2.) Christian Bale: This man can ACT! I loved him in American Psycho, he was incredibly heroic in Rescue Dawn, and everything in between, including Batman. He just looks good. I think he smells good too. Like man-room, clean soap and leather. Sibi is a lucky little lady.



3.) Eric Dane: I miss Grey's Anatomy. Not because I love the way they repeat every word for emphasis, Not becuase I can't get enough of Dr. Gray and McDreamy having emo-power plays....Mostly because I miss looking at Eric Dane and his sweet steal eyes and pursed pink lips. This man is chemically imbalanced with testerone overload. Everything he does exudes sex.He could throw like a girl, trip over a rug corner, fall on his face and then mis use a cliche catch phrase all in the same minute, and still look sexy to me. His is probably the ONLY beard that I want to tickle me in oppurtunistic places. Hm....

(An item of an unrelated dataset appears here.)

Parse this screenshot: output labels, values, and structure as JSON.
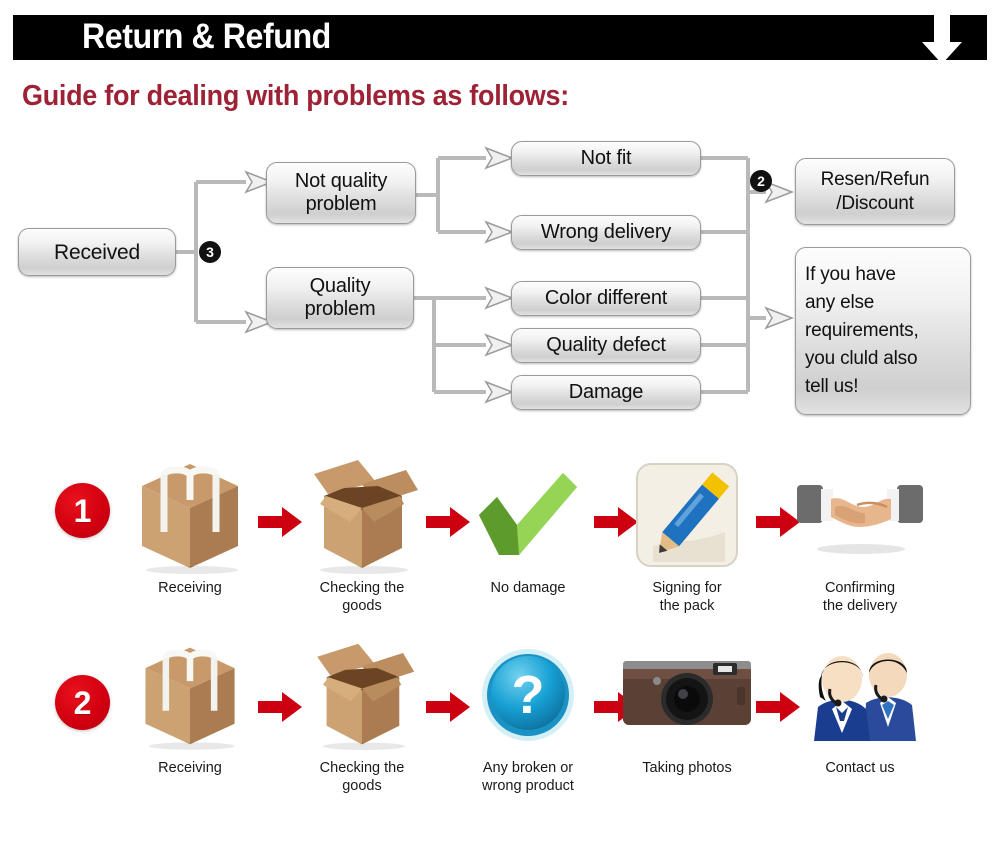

In high school we named boys that we had crushes on in ranking order of possibility. "No arms" was someone you could never, under any circumstance, date. If the guy you really like was "out of arm's reach" this guy was ungettable. Hence, the term "No arms". Mine, in high school was a man named: Brad Norton. The misfortune and irony of how that played out is novel worthy. A sink. A senior. A loss for me. Then single, A bar in Boston on Boylston -no dice, then, a hardware store in Chicago, no dice. What are the odds that a crush reappears randomly in your life over 10 years only to show you life plays good jokes? I think he is married to a playboy sex-talk host...so it goes.

I should adjust my list....these are all "No arms", actually if the phrase had to be updated for these guys...it would be "No appendage". Yet...I think hard on it anyway. Yum Yum Yum.